しかし、2011年に発災した東日本大震災復興のための給与費減額措置で総額が大幅に引き下げられ、それ以降、給与水準が低く抑えられたために、相対的に総額上回り率がやや高くなったまま安定していました。

2023年度以降は、定数増や給与水準の引き上げによって総額がアップしていますが、相応に実額が引き上げられず、総額上回り率は、やや減少傾向がみられます。

教職員給与費総額上回り率(公立義務制諸学校全体自治体ランキング)

公立義務制諸学校の教職員給与費総額上回り率の自治体ランキングです。

財政力の強い東京都は、110%と特に高い数値を示しています。

全体として、3分の1程度の自治体が、総額を下回る支出しかしていないことがわかります。

特に、「熊本県」、熊本市、沖縄県は、96-97%台で、多くの教職員給与費予算を使い残していることがわかります。

教職員定数の改善状況の変化

(公立義務制諸学校教職員定数の政府当初予算前年比)

政府当初予算における義務制諸学校教職員定数の政府当初予算の前年比を経年グラフにしたものです。

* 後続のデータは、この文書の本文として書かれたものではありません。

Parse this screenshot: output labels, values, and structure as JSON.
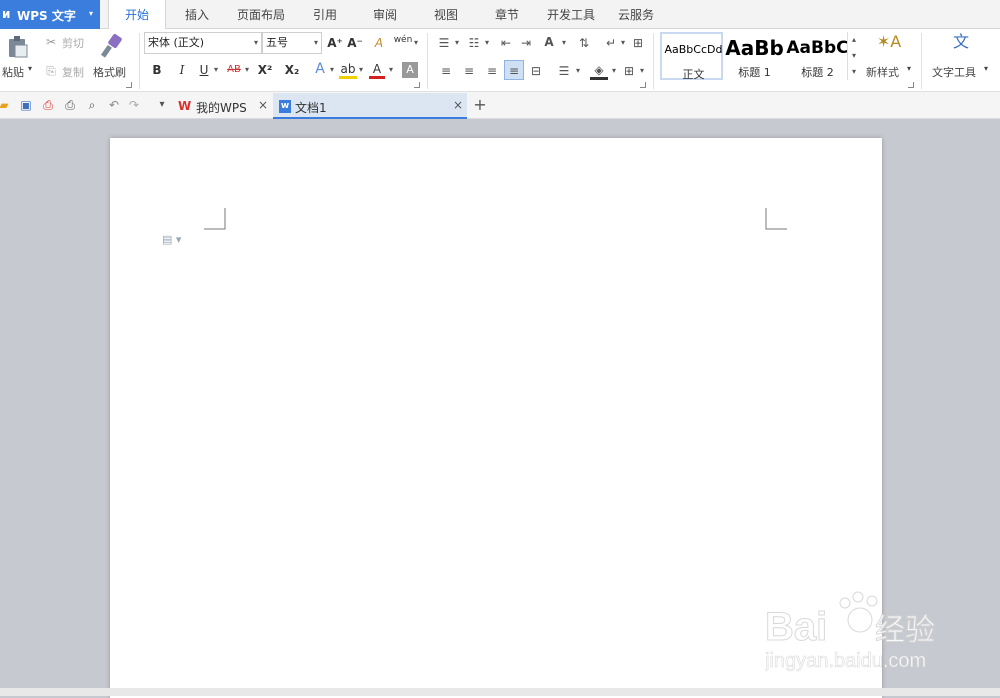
{
  "app": {
    "logo": "ᴎ",
    "name": "WPS 文字",
    "dropdown": "▾"
  },
  "menu_tabs": [
    "开始",
    "插入",
    "页面布局",
    "引用",
    "审阅",
    "视图",
    "章节",
    "开发工具",
    "云服务"
  ],
  "ribbon": {
    "clipboard": {
      "paste": "粘贴",
      "cut": "剪切",
      "copy": "复制",
      "format_painter": "格式刷"
    },
    "font": {
      "name": "宋体 (正文)",
      "size": "五号",
      "bold": "B",
      "italic": "I",
      "underline": "U",
      "strikethrough": "AB",
      "superscript": "X²",
      "subscript": "X₂",
      "font_color": "A",
      "grow": "A⁺",
      "shrink": "A⁻",
      "clear": "A",
      "pinyin": "wén",
      "text_effect": "A",
      "highlight": "ab",
      "char_shading": "A"
    },
    "styles": [
      {
        "sample": "AaBbCcDd",
        "name": "正文"
      },
      {
        "sample": "AaBb",
        "name": "标题 1"
      },
      {
        "sample": "AaBbC",
        "name": "标题 2"
      }
    ],
    "new_style": "新样式",
    "text_tools": "文字工具"
  },
  "quick_access": {
    "menu_arrow": "▾"
  },
  "doc_tabs": [
    {
      "label": "我的WPS",
      "close": "×",
      "icon": "W"
    },
    {
      "label": "文档1",
      "close": "×",
      "icon": "w"
    }
  ],
  "new_tab": "+",
  "colors": {
    "accent": "#3b7ddd",
    "wps_red": "#d9322c",
    "page_bg": "#c6c9cf"
  }
}
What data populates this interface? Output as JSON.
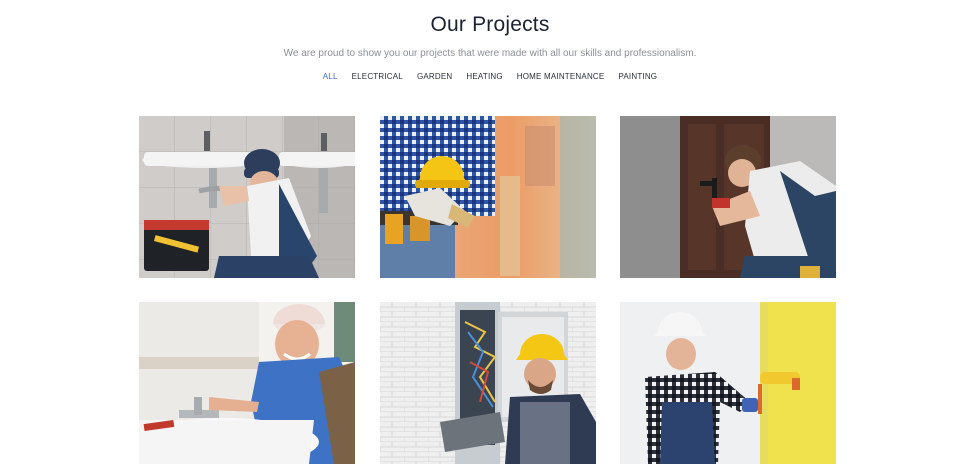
{
  "section": {
    "title": "Our Projects",
    "subtitle": "We are proud to show you our projects that were made with all our skills and professionalism."
  },
  "filters": [
    {
      "label": "ALL",
      "active": true
    },
    {
      "label": "ELECTRICAL",
      "active": false
    },
    {
      "label": "GARDEN",
      "active": false
    },
    {
      "label": "HEATING",
      "active": false
    },
    {
      "label": "HOME MAINTENANCE",
      "active": false
    },
    {
      "label": "PAINTING",
      "active": false
    }
  ],
  "colors": {
    "accent": "#3a6bd4",
    "title": "#1b2232",
    "subtitle": "#8b8f96"
  },
  "projects": [
    {
      "image": "plumber-under-sinks-photo"
    },
    {
      "image": "worker-holding-yellow-helmet-photo"
    },
    {
      "image": "worker-fixing-door-lock-photo"
    },
    {
      "image": "smiling-plumber-at-sink-photo"
    },
    {
      "image": "electrician-at-panel-photo"
    },
    {
      "image": "painter-with-roller-photo"
    }
  ]
}
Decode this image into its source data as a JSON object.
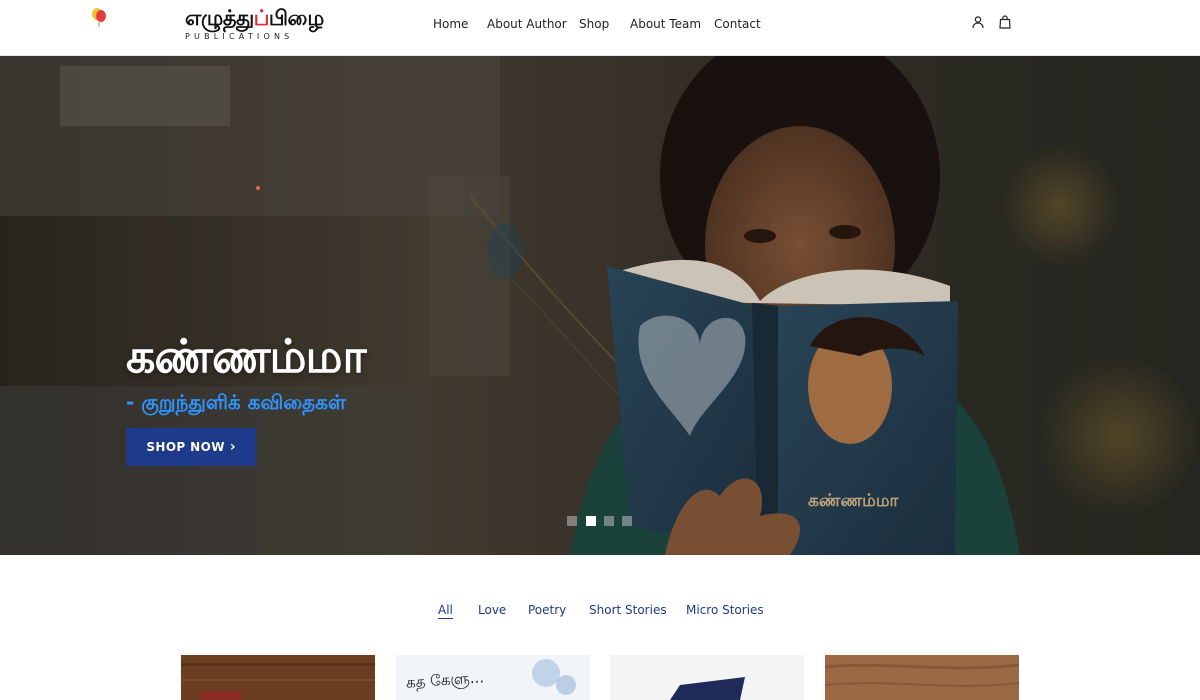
{
  "header": {
    "logo_tamil_main": "எழுத்து",
    "logo_tamil_accent": "ப்",
    "logo_tamil_end": "பிழை",
    "logo_sub": "PUBLICATIONS",
    "nav": [
      {
        "label": "Home"
      },
      {
        "label": "About Author"
      },
      {
        "label": "Shop"
      },
      {
        "label": "About Team"
      },
      {
        "label": "Contact"
      }
    ],
    "icons": [
      "balloons-icon",
      "user-icon",
      "shopping-bag-icon"
    ]
  },
  "hero": {
    "title": "கண்ணம்மா",
    "subtitle": "- குறுந்துளிக் கவிதைகள்",
    "button_label": "SHOP NOW",
    "button_icon": "chevron-right-icon",
    "slides_count": 4,
    "active_slide": 2,
    "colors": {
      "subtitle": "#2f93ff",
      "button": "#1e3a8a"
    }
  },
  "categories": {
    "items": [
      {
        "label": "All",
        "active": true
      },
      {
        "label": "Love"
      },
      {
        "label": "Poetry"
      },
      {
        "label": "Short Stories"
      },
      {
        "label": "Micro Stories"
      }
    ],
    "color": "#1e3a8a"
  },
  "products": {
    "card2_text": "கத கேளு..."
  }
}
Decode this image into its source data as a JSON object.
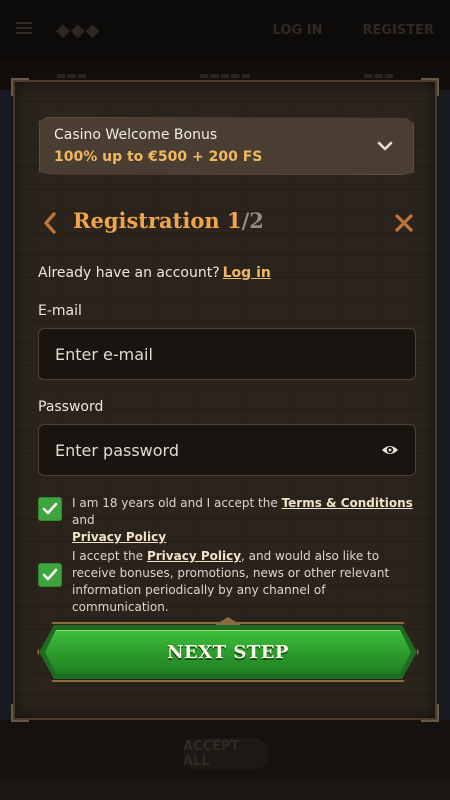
{
  "background": {
    "login_label": "LOG IN",
    "register_label": "REGISTER",
    "accept_all_label": "ACCEPT ALL"
  },
  "bonus": {
    "title": "Casino Welcome Bonus",
    "value": "100% up to €500 + 200 FS",
    "icon": "chevron-down-icon"
  },
  "header": {
    "title": "Registration",
    "step_current": "1",
    "step_separator": "/",
    "step_total": "2",
    "back_icon": "chevron-left-icon",
    "close_icon": "close-icon"
  },
  "account": {
    "prompt": "Already have an account?",
    "login_link": "Log in"
  },
  "email": {
    "label": "E-mail",
    "placeholder": "Enter e-mail",
    "value": ""
  },
  "password": {
    "label": "Password",
    "placeholder": "Enter password",
    "value": "",
    "icon": "eye-icon"
  },
  "consent1": {
    "checked": true,
    "text_before": "I am 18 years old and I accept the",
    "terms_link": "Terms & Conditions",
    "and": "and",
    "privacy_link": "Privacy Policy"
  },
  "consent2": {
    "checked": true,
    "text_before": "I accept the",
    "privacy_link": "Privacy Policy",
    "text_after": ", and would also like to receive bonuses, promotions, news or other relevant information periodically by any channel of communication."
  },
  "next_button": {
    "label": "NEXT STEP"
  },
  "colors": {
    "accent": "#f0b861",
    "title": "#f0a54a",
    "checkbox": "#3ea53e",
    "button": "#2c9a2c",
    "panel": "#2b241d"
  }
}
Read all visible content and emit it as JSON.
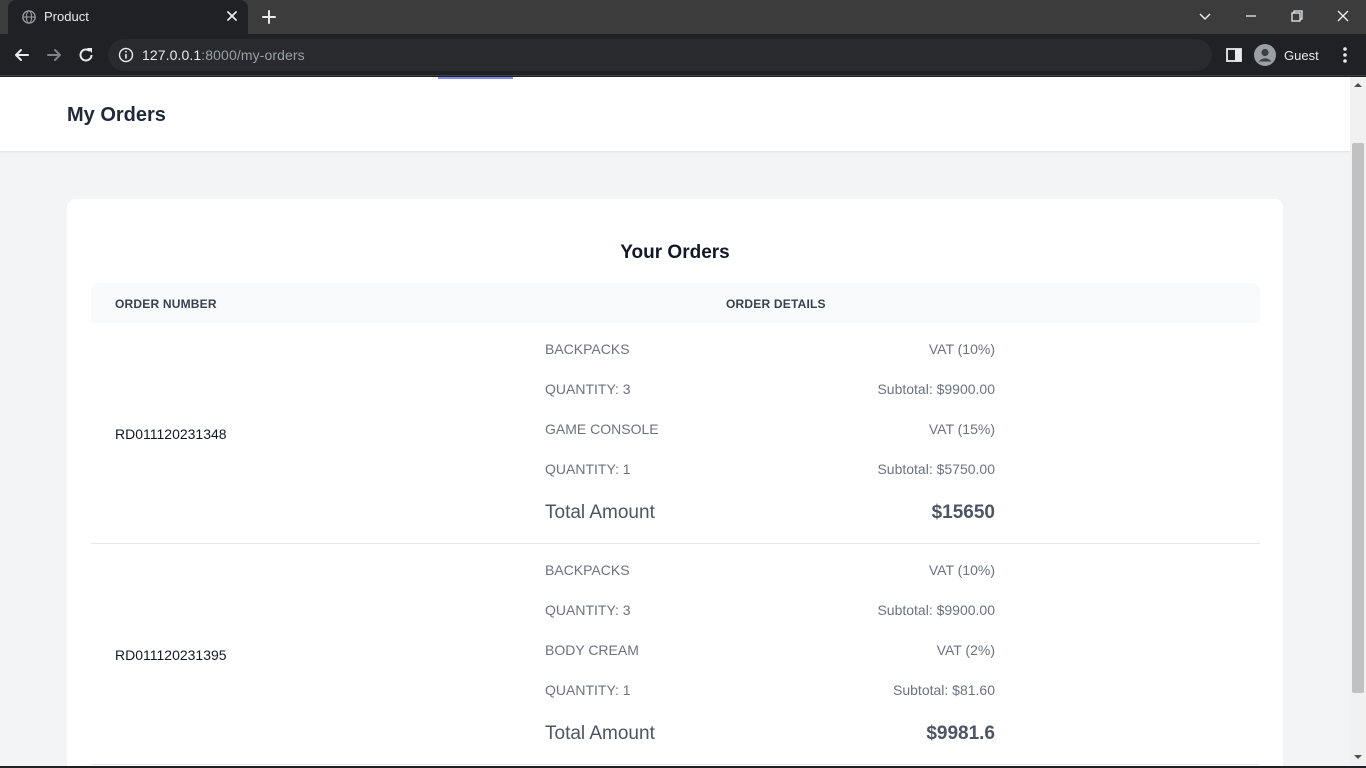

前年予算額をどれだけ上回る(下回る)かを表しています。

ピンク色棒グラフは、定数改善数を表し、水色棒グラフは、少子化による定数「自然減」数を表しています。

赤色棒グラフは、その相殺により、実質的な前年度よりの増減を表しています。

小泉内閣の2005年度に、戦後一貫して7次にわたり行われてきた教職員定数改善計画がストップさせられ、それ以降は、文科省と財務省の財政折衝による「自転車操業」のような定数改善になってしまいました。

その中で、民主党政権の2011年度に、小学校第1学年のみの35人学級制が実現し、翌年に加配定数を使った第2学年の実質的35人以下学級化が行われ、2021年度からは小学校第2学年以降の35人学級制が段階的に実施されました。

しかし、26年間の間に、定数が「純増」となったのは、2008年度、2010年度、2011年度の三度しかありません。

その結果、教職員定数は、26年間で約4万4千人の「純減」となりました。

これは、言い方を変えれば、2001年度の予算額と定数のまま固定していれば、2025年度には4万4千人の改善増となっていたということを意味します。

2022年度以降の近年の定数改善も、少子化「自然減」の分を上回る定数改善にはならず、「純減」が続いています。

したがって、少子化の進行する時期は、定数改善のチャンスだともいえるということです。

大きな予算増を伴わなくても、抜本的な定数改善は可能だということを示しており、政府の政策方針しだいということになるでしょう。